We don't put EMS personnel inside burning buildings to treat the patients. We rescue flood victims from swiftwater before we treat them. Those analagies tend to say that we should treat victims in high-risk law enforcement operations the same way - defensively, from the cold zone.

And...in the Va. Tech incident, how many of the wounded officers you cited were saved by a tactical medic? I'm guessing that number is zero. Just curious, who actually rescued the wounded officers? I'm just guessing again here, but was it other police officers?
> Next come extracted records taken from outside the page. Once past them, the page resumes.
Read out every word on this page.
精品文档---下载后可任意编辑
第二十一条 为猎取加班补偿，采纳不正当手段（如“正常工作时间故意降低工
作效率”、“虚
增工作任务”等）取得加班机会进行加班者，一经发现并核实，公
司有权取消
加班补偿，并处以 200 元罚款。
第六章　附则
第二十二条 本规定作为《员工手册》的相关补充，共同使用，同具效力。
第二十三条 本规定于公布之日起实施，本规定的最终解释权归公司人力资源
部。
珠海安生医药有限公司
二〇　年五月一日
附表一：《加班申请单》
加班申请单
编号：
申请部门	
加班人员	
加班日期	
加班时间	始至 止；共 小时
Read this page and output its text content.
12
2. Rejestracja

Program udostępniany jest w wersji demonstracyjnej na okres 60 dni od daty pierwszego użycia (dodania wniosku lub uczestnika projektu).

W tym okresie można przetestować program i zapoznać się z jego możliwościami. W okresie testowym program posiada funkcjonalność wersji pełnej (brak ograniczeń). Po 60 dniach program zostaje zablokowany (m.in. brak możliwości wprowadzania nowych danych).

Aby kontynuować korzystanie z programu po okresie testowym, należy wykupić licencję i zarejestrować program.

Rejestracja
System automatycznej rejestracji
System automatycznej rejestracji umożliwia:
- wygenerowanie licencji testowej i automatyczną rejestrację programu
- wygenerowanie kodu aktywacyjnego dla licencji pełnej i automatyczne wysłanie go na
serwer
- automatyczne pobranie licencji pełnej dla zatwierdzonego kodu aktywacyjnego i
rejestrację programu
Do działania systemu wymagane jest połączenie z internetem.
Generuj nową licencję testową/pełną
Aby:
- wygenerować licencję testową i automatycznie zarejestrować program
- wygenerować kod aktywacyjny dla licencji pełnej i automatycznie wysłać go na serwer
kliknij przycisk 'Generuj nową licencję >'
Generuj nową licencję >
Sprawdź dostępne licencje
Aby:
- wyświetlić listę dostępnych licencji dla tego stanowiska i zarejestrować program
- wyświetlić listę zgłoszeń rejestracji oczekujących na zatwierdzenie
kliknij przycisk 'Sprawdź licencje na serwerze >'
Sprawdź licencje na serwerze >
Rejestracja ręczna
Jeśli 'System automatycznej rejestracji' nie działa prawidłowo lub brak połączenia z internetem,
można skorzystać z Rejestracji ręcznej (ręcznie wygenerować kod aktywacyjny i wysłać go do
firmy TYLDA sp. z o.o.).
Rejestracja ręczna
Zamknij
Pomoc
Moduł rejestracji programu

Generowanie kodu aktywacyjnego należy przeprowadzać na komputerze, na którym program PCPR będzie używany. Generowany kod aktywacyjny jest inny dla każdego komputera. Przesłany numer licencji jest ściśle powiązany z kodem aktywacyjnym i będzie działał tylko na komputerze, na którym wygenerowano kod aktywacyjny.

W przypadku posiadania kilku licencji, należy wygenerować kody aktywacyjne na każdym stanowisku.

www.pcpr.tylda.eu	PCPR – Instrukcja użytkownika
Comment by M Clark on September 23, 2008 at 8:21pm
Actually Ben there are several different pespectives. One is that the bad guys do have more targets. With that being said, our traditional approach of staging in the cold zone yields an even larger target should the bad guy evade the law enforcement attempt to contain the scene and the bad guy slips around to the undefended cold zone, where you would be waiting. The second perspective is not all that clear and hard to explain in a short blurb but I will try so bear with me. Law enforcement are now concerned with one of their operators going down in the line of duty. Should that happen, they need to extract their operator from the hot zone and travel the distance to you in the cold zone. If it is an arterial bleed, the officer can die within minutes. And remember, law enforcement do not train as much as we do in rescue techniques nor have the medical training. You can take a look at the Virgina Tech shooting of officers (4 of them) carrying one student to the waiting ambulances in the cold zone. If it was fire/rescue/EMS making the extraction, how many personnel would we use on that same student. In closing, it is not about presenting more targets, but saving lives in a critical and deadly place. Law enforcement place themselves in harms way with bullets, we put ourselves in fires, high angle rescues, confined spaces, swift water, ice rescue, and blood borne pathogens. Although many may comment that we are paid to do this, we all ultimately volunteer. The Tactical Medical Application Course is about usable information in many of the challenges that we face in today's society. Thank you for your comment. God Speed.
Comment by Ben Waller on September 23, 2008 at 7:19pm
Just curious...doesn't putting tactical medics into a high-risk situation just give the bad guys additional targets?